Hadoop is not going to replace the data warehouse, at least not any time soon. But the open source Big Data framework does pose a threat to the cushy profit margins of data warehouse vendors including, but not limited to, IBM, Teradata, Microsoft and Oracle.
According to data from Wikibon’s recent Big Data survey, more than 60% of Big Data practitioners that have deployed Hadoop have migrated at least one workload from a “traditional” data warehouse or mainframe to Hadoop. Another 34% expect to do so in the next six months. The majority of these workloads involve data transformations – a not unexpected finding. But following not far behind are business intelligence reporting workloads, the bread-and-butter of the enterprise data warehouse.

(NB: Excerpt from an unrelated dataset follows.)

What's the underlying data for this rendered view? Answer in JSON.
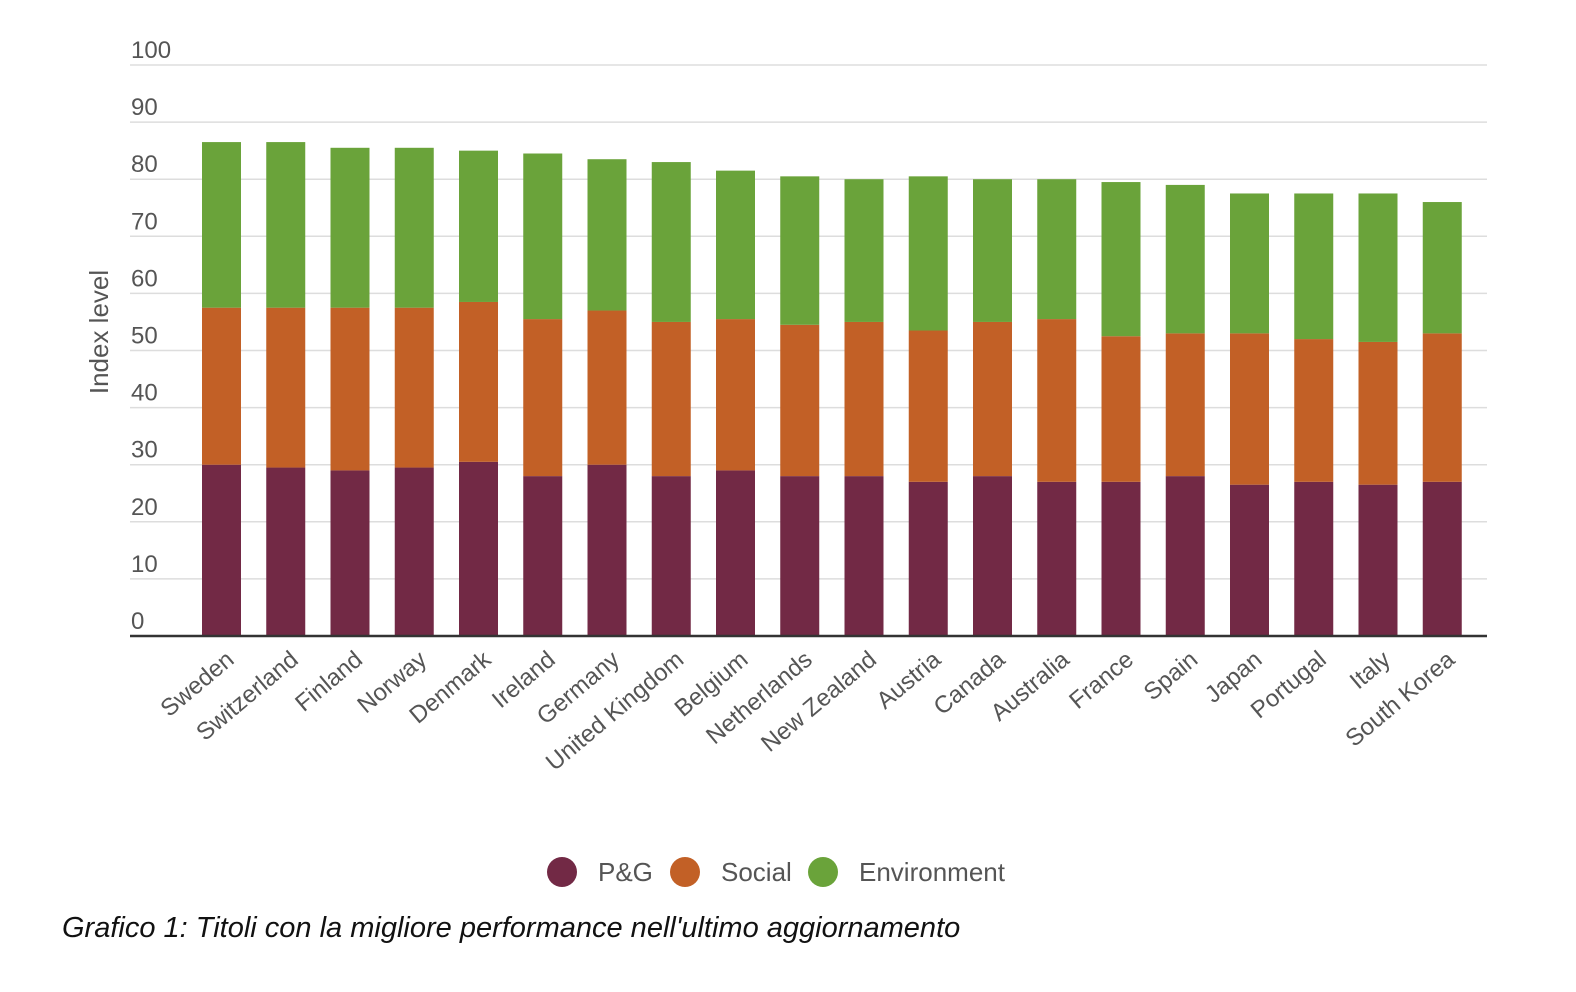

This trend is expected to continue as Hadoop vendors continue to improve so-called SQL-on-Hadoop offerings. These technologies from vendors such as Cloudera, Hortonworks and Actian allow data scientists and less sophisticated business analysts and business users to query data in Hadoop using ANSI SQL-like tools (some SQL-on-Hadoop offerings have more complete SQL functionality than others) and developers to build Hadoop-based data-driven applications.
Feedback from both the aforementioned Big Data survey and in-depth conversations with Big Data practitioners indicate that Hadoop’s encroachment on the data warehouse’s territory is partly driven by cost. One practitioner at a large national insurance company told Wikibon that his company has frozen its data warehouse spend by shifting workloads to Hadoop and expects to actually decrease its data warehouse bill significantly over the next three-to-five years thanks to Hadoop.
But other important factors are also at work, not least of which is Hadoop’s ability to store and process all manner of data – structured, semi-structured and unstructured.
As Hadoop becomes more real-time and multi-application capable thanks to YARN, this overlap with data warehousing and even high-performance analytic databases will increase. Tresata, a Charlotte, N.C.-based start-up has built real-time fraud detection applications on Hadoop and Spark that are live and in use now at Fortune 500 companies. Such applications were previously the exclusive province of high-performance databases such as Netezza, if they were possible at all.
At Hadoop Summit 2014 in early June, all the major data warehouse vendors were in attendance. Each is trying to contain the threat posed by Hadoop. Some couch their language in opportunity, and indeed, Hadoop will deliver more data under management at most enterprises and some of that data will work its way to the data warehouse. Vendors such as Teradata are building reference architectures that include Hadoop and developing tools that make it easier to ingest Hadoop data into more costly data warehouses for higher-value analytic workloads. This is a valid approach.
Others, such as IBM, are also counting on their high-margin professional services and up-the-stack analytics software to mitigate the threat Hadoop poses to data warehouse revenue.
And most, if not all, of the data warehouse vendors point to Hadoop’s relative immaturity to dissuade practitioners from building mission-critical applications on the open source framework. Some of these criticisms have merit, as Hadoop’s security, performance and data management capabilities are still lacking around particular use cases.
Action Item: The reality is that Hadoop will replace the data warehouse for specific workloads for which it is best suited, but not for everything. As a result, Hadoop vendors and data warehouse vendors are indeed competing for some of the same dollars, and this competition will only increase as Hadoop matures. Data warehouse vendors should accept the ascendance of Hadoop as a first-class citizen in the data center and position their products and services as value-add components that help practitioners turn raw data stored in Hadoop into actionable insights on executives’ desks.